The IHRC and IHRC Archives: 1965 to Present
When the Immigration History Research Center was five years old, Director Rudolph J. Vecoli heralded the establishment of the center and what was then called the “Immigrant Archives” collections at the University of Minnesota. The IHRC’s purpose is simple, yet profound: “to recover the full-bodied humanity of immigrants” and to explain the impact of immigration upon the United States.

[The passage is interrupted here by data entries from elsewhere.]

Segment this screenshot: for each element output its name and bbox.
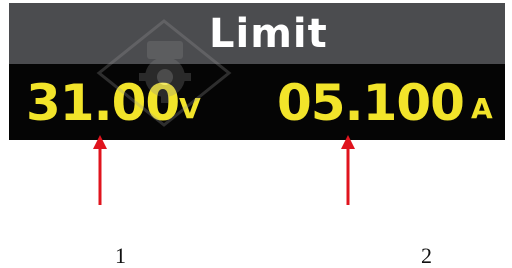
voltage-unit: V [179,92,201,125]
callout-label-2: 2 [421,243,432,268]
callout-arrow-2 [341,135,355,205]
current-limit-value: 05.100 [277,74,465,132]
callout-arrow-1 [93,135,107,205]
callout-label-1: 1 [115,243,126,268]
voltage-limit-value: 31.00 [26,74,180,132]
limit-readout: 31.00 V 05.100 A [9,64,505,140]
limit-header: Limit [9,3,505,64]
current-unit: A [471,92,493,125]
limit-display-panel: Limit 31.00 V 05.100 A [9,3,505,140]
limit-title: Limit [209,11,328,57]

What Does it Mean to be American
Fifty years later, the need to continue to document, preserve, and study immigration in the past and present remains vitally important. In the last half-century, immigrants have helped change the face of America. In 2011, the immigrant population in the country was at a historic high of 40.4 million people, or around 13 percent of the total US population. They are settling in places that have traditionally welcomed immigrants like New York City, Chicago, Miami, and Los Angeles, as well as in other cities and areas where such large-scale immigration is new: Atlanta, Dallas, Minneapolis-St. Paul, and Las Vegas. Immigrants and their children are changing what it means to be American.
Preserving History for Future Generations
In 2015, the IHRC and IHRC Archives celebrated their 50th anniversary. Much has changed since the IHRC and IHRC Archives were located in a warehouse on Berry Street in Saint Paul. We have a new building and we use new technologies and methodologies. Both the nature of immigration and immigration scholarship has changed, however, much has stayed the same. We continue to work with immigrant and refugee communities to preserve their histories for future generations. We continue to host national and international researchers to share and discuss their research with us. We organize lectures, workshops, symposia, exhibits, and conferences. We teach students, teachers, and community members about immigration in the past and present.
As immigration continues to be one of the most significant national and international issues of our time, we’re ready to continue our important work for the next 50 years.